Isso contrastou com o grupo de infecção sustentada, onde foi observada uma resposta mais tardia, iniciando cinco dias após a infecção, o que possivelmente permitiu que o vírus se estabelecesse nesses voluntários.
No grupo de infecção transitória, identificamos células estimuladas por uma resposta importante de defesa antiviral tanto no nariz quanto no sangue. Essa resposta, conhecida como “resposta de interferon”, é uma das maneiras pelas quais nosso corpo sinaliza ao sistema imunológico para ajudar a combater vírus e outras infecções.
Ficamos surpresos ao descobrir que essa resposta foi detectada primeiro no sangue e só depois no nariz, sugerindo que a resposta imune se dissemina rapidamente a partir do local inicial da infecção.
Gene protetor
Por fim, identificamos um gene específico, chamado HLA-DQA2, que foi expresso em níveis significativamente mais altos nos voluntários que não desenvolveram uma infecção sustentada, sugerindo que poderia ser usado como um marcador de proteção.
Essas descobertas oferecem pistas valiosas para identificar indivíduos que possam estar protegidos contra formas graves de COVID-19. Elas preenchem lacunas em nosso conhecimento, fornecendo um quadro mais detalhado de como nossos corpos reagem a um novo vírus, especialmente nos estágios iniciais da infecção, o que é crucial para desenvolver estratégias de prevenção e tratamento eficazes.
Podemos usar essas informações para comparar nossos dados com os dados que estamos gerando atualmente, especialmente ao “desafiar” voluntários com outros vírus e cepas mais recentes da COVID-19. Em contraste com nosso último estudo, esses novos estudos incluirão principalmente voluntários que foram vacinados ou que possuem imunidade natural adquirida.
Este estudo tem implicações significativas para o desenvolvimento de futuros tratamentos e vacinas.
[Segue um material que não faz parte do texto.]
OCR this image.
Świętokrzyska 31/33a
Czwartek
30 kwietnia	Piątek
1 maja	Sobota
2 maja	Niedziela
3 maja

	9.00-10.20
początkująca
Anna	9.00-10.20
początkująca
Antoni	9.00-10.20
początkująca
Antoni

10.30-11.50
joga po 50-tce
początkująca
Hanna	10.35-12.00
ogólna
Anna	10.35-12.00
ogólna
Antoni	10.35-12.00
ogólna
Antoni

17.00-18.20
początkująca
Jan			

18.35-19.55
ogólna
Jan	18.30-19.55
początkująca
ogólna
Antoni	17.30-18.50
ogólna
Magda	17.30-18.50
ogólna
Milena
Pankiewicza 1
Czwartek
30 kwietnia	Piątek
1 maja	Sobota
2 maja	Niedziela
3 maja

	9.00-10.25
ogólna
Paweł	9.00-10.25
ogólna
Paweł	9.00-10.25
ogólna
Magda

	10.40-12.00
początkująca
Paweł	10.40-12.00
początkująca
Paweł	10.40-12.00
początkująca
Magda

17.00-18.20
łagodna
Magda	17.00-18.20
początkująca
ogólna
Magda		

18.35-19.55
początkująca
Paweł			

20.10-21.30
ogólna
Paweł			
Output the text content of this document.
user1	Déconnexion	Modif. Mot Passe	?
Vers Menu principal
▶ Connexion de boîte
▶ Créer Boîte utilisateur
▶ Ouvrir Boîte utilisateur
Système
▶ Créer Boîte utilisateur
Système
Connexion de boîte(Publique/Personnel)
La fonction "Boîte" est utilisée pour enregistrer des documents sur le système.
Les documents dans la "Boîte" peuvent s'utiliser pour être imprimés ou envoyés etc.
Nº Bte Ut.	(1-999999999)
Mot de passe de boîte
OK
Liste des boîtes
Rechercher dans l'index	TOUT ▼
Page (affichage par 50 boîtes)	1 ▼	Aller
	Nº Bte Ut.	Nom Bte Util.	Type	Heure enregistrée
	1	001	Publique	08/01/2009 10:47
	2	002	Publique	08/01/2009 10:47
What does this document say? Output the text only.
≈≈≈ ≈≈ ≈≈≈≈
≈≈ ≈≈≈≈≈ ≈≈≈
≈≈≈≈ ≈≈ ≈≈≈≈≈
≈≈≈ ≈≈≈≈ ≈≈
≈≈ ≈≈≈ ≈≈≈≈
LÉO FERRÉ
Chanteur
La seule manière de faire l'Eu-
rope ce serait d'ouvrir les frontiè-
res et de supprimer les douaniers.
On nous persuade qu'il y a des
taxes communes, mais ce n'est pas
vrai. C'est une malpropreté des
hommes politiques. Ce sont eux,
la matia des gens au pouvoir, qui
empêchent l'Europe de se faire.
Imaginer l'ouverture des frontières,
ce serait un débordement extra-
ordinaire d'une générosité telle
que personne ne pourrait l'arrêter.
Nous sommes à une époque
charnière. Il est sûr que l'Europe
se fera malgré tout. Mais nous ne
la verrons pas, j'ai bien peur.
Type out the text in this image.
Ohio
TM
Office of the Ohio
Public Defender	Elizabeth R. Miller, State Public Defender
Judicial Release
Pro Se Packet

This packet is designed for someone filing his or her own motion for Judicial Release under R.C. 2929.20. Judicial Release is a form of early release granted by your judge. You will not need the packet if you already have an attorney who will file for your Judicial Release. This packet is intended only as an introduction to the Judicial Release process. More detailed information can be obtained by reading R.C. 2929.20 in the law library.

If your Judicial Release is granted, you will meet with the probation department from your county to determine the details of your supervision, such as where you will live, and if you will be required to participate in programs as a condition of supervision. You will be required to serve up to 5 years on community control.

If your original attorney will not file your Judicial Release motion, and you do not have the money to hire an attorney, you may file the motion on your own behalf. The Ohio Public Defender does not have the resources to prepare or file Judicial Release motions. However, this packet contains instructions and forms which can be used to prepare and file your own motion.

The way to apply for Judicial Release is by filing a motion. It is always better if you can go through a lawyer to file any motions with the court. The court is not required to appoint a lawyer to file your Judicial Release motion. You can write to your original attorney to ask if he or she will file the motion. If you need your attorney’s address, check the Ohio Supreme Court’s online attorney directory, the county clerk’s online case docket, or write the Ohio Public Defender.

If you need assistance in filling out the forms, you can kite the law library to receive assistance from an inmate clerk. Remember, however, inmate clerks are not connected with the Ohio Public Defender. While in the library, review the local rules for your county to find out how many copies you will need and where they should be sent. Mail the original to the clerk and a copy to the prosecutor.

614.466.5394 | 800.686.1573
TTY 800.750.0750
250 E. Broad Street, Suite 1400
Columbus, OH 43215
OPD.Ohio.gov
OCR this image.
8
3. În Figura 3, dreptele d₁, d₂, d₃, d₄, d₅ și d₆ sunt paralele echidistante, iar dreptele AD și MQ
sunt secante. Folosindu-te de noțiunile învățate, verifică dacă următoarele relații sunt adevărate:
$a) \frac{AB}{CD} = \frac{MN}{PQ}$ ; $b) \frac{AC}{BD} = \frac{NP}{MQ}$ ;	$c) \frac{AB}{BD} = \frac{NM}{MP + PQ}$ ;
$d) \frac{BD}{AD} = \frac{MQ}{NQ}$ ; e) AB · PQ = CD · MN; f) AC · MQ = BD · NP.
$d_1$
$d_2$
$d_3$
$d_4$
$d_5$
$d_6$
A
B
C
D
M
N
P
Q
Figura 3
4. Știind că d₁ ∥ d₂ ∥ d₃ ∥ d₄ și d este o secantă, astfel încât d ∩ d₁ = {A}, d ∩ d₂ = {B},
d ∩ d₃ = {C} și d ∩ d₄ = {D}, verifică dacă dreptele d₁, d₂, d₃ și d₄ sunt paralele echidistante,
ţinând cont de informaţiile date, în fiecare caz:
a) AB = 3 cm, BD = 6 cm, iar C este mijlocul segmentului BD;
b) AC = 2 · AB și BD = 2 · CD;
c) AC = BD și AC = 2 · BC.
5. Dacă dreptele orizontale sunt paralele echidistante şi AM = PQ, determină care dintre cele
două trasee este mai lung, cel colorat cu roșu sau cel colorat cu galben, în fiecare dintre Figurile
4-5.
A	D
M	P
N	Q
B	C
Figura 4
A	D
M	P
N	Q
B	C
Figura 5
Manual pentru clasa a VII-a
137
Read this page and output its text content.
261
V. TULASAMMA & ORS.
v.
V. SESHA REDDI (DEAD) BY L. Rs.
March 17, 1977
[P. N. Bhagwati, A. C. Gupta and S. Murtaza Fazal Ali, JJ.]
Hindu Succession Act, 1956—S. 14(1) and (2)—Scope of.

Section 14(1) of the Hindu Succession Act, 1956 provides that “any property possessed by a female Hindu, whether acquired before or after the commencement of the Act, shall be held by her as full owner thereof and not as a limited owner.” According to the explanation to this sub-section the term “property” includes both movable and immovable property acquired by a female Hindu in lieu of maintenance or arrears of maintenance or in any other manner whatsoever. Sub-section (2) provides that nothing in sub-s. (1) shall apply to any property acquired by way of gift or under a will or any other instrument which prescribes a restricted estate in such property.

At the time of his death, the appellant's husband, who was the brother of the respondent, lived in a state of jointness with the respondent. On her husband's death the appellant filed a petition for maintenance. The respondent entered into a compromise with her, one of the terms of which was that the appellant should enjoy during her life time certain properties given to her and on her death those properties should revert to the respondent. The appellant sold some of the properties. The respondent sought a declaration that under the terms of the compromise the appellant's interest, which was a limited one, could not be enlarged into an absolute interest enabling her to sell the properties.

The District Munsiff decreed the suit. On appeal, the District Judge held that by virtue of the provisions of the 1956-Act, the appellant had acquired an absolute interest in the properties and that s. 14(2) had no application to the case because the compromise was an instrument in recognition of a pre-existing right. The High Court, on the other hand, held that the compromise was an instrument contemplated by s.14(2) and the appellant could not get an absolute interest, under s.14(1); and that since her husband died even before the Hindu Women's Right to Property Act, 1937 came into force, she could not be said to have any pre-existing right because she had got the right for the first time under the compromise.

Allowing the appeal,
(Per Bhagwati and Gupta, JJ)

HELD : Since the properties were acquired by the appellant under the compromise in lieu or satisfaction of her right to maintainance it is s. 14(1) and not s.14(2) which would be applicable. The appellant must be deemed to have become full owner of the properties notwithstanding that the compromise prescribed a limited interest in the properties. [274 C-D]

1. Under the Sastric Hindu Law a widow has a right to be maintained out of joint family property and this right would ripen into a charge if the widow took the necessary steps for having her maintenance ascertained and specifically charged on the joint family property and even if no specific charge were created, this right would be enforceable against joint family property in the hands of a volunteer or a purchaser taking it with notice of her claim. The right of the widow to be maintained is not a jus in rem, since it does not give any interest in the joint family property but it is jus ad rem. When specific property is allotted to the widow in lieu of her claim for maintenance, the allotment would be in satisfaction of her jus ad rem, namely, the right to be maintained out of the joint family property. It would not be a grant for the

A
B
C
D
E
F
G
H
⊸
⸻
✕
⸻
Ao comparar nossos dados entre indivíduos sem exposição prévia ao vírus e aqueles que já possuem imunidade, poderemos identificar novas estratégias para induzir proteção e contribuir para o desenvolvimento de vacinas mais eficazes contra futuras pandemias. Em essência, nossa pesquisa representa um avanço crucial na preparação para enfrentar futuras pandemias com maior preparo.